14. The coupling arrangement of claim 1, wherein the intermediate flange is made from an alloy steel specified for use at high temperatures.

15. The coupling arrangement of claim 14, wherein the intermediate flange is made from Chromium Molybdenum Vanadium (“Cr—Mo—V”) steel.

16. The coupling arrangement of claim 14, wherein the intermediate flange is made from 9-10 Chromium Molybdenum Vanadium (“Cr—Mo—V”) steel.

17. The coupling arrangement of claim 1, wherein the external flange is bolted to the intermediate flange through a first gasket positioned between the external flange and the intermediate flange, and, in turn, the intermediate flange is bolted to an outer shell of the turbine through a second gasket positioned between the intermediate flange and the outer shell.
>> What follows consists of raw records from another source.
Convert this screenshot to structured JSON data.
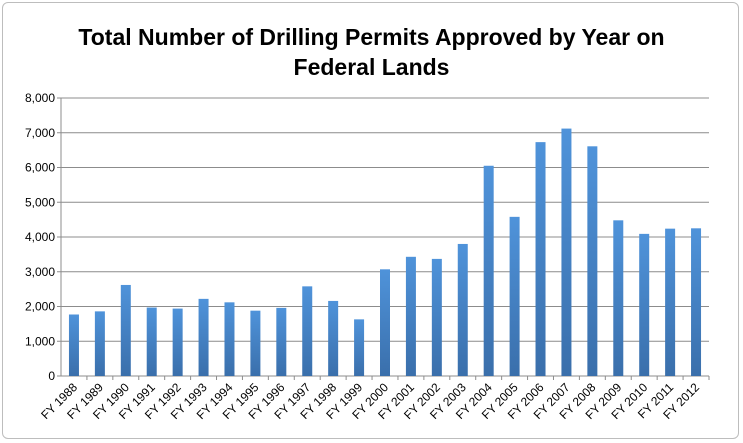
{
  "chart_data": {
    "type": "bar",
    "title_line1": "Total Number of Drilling Permits Approved by Year on",
    "title_line2": "Federal Lands",
    "xlabel": "",
    "ylabel": "",
    "ylim": [
      0,
      8000
    ],
    "yticks": [
      "0",
      "1,000",
      "2,000",
      "3,000",
      "4,000",
      "5,000",
      "6,000",
      "7,000",
      "8,000"
    ],
    "grid": true,
    "legend": "none",
    "categories": [
      "FY 1988",
      "FY 1989",
      "FY 1990",
      "FY 1991",
      "FY 1992",
      "FY 1993",
      "FY 1994",
      "FY 1995",
      "FY 1996",
      "FY 1997",
      "FY 1998",
      "FY 1999",
      "FY 2000",
      "FY 2001",
      "FY 2002",
      "FY 2003",
      "FY 2004",
      "FY 2005",
      "FY 2006",
      "FY 2007",
      "FY 2008",
      "FY 2009",
      "FY 2010",
      "FY 2011",
      "FY 2012"
    ],
    "values": [
      1770,
      1860,
      2620,
      1970,
      1940,
      2220,
      2120,
      1880,
      1960,
      2580,
      2160,
      1630,
      3070,
      3430,
      3370,
      3800,
      6050,
      4580,
      6730,
      7120,
      6610,
      4480,
      4090,
      4240,
      4250
    ],
    "bar_color": "#4a8bd0"
  }
}
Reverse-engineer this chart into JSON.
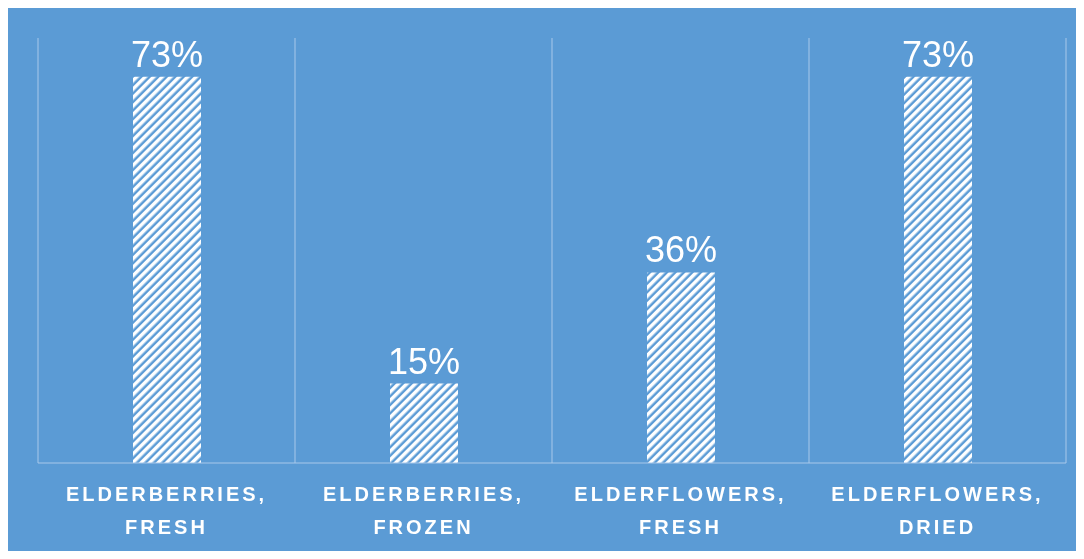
{
  "chart_data": {
    "type": "bar",
    "categories": [
      "ELDERBERRIES, FRESH",
      "ELDERBERRIES, FROZEN",
      "ELDERFLOWERS, FRESH",
      "ELDERFLOWERS, DRIED"
    ],
    "values": [
      73,
      15,
      36,
      73
    ],
    "value_labels": [
      "73%",
      "15%",
      "36%",
      "73%"
    ],
    "color": "#ffffff",
    "grid": "x"
  }
}
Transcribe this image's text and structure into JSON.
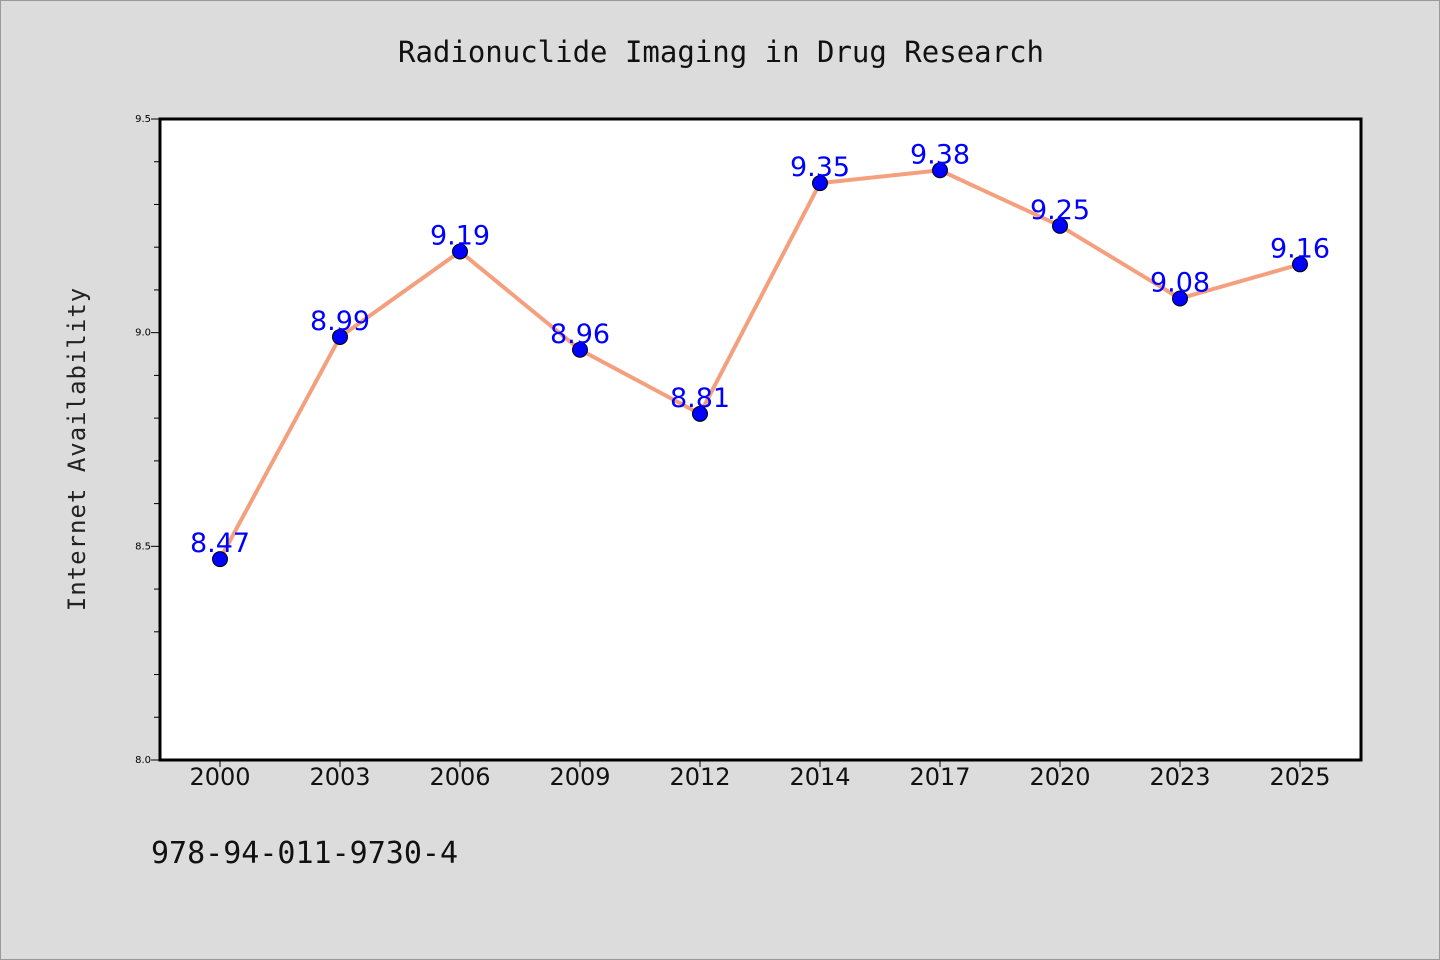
{
  "chart_data": {
    "type": "line",
    "title": "Radionuclide Imaging in Drug Research",
    "xlabel": "",
    "ylabel": "Internet Availability",
    "categories": [
      "2000",
      "2003",
      "2006",
      "2009",
      "2012",
      "2014",
      "2017",
      "2020",
      "2023",
      "2025"
    ],
    "series": [
      {
        "values": [
          8.47,
          8.99,
          9.19,
          8.96,
          8.81,
          9.35,
          9.38,
          9.25,
          9.08,
          9.16
        ]
      }
    ],
    "data_labels": [
      "8.47",
      "8.99",
      "9.19",
      "8.96",
      "8.81",
      "9.35",
      "9.38",
      "9.25",
      "9.08",
      "9.16"
    ],
    "ylim": [
      8.0,
      9.5
    ],
    "y_ticks": [
      "8.0",
      "8.5",
      "9.0",
      "9.5"
    ],
    "grid": false,
    "colors": {
      "line": "#f4a07e",
      "marker": "#0000ff",
      "label": "#0000ff",
      "frame": "#000000",
      "plot_bg": "#ffffff",
      "page_bg": "#dcdcdc"
    }
  },
  "footer": {
    "isbn": "978-94-011-9730-4"
  }
}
18. The coupling arrangement of claim 1, wherein the high temperature steam inlet port conveys the high temperature steam into an inner shell of the turbine via an inlet pipe that is positioned within the external flange by a solid ring bi-metallic expansion joint assembly, and wherein the intermediate flange connected between an outer shell of the turbine and the external flange isolates the outer shell of the turbine from the high temperature steam inlet port and the inlet pipe.

19. The coupling arrangement of claim 1, wherein the intermediate flange is a ceramic matrix composite sleeve, which held on the turbine shell by a metallic ring through which bolts pass before entering the shell of the turbine.

20. A coupling arrangement for isolating the shell of a steam turbine from a high temperature steam inlet port for introducing high temperature, high pressure steam into the turbine, the coupling arrangement comprising:

a high temperature external flange containing the inlet through which the high temperature steam is introduced into the turbine from steam piping connected to a steam boiler,

the external flange including two solid rings with at least one void in between containing cooling steam, and

an intermediate temperature reducing flange connected between the shell of the turbine and the external flange,

the intermediate flange including a cooling fin that is exposed to air gaps surrounding the cooling fin that are at a temperature lower than the inlet steam,

whereby the outer shell of the steam turbine is isolated from the high temperature external flange containing the high temperature steam.

21. The coupling arrangement of claim 20, wherein the intermediate flange includes at least one void for cooling steam to circulate in the intermediate flange.

22. The coupling arrangement of claim 20, wherein the intermediate flange is made from Chromium Molybdenum Vanadium (“Cr—Mo—V”) steel.

23. The coupling arrangement of claim 20, wherein the external flange is bolted to the intermediate flange through a first gasket positioned between the external flange and the intermediate flange, and, in turn, the intermediate flange is bolted to an outer shell of the turbine through a second gasket positioned between the intermediate flange and the outer shell.

24. A coupling arrangement for isolating the outer shell of a steam turbine from a high temperature steam inlet port for introducing high temperature, high pressure steam into the turbine, the coupling arrangement comprising:

a high temperature external flange containing the inlet through which the high temperature steam is introduced into the turbine from steam piping connected to a steam boiler,

the external flange including two solid rings with at least one void in between containing cooling steam, and

an intermediate temperature reducing flange connected between the shell of the turbine and the external flange,

the intermediate flange including at least one internal passageway for cooling steam to circulate in the intermediate flange and a cooling fin that is exposed to air gaps surrounding the cooling fin that are at a temperature lower than the inlet steam,

the cooling steam being either piped into the internal passageway from an external source through a first inlet in the intermediate flange or piped in through a second inlet in the intermediate flange from an internal cavity between an outer shell and an inner shell of the turbine flows out of an outlet on a second side of the thermal reducing flange opposite the first side,

whereby the outer shell of the steam turbine is isolated from the high temperature external flange containing the high temperature steam.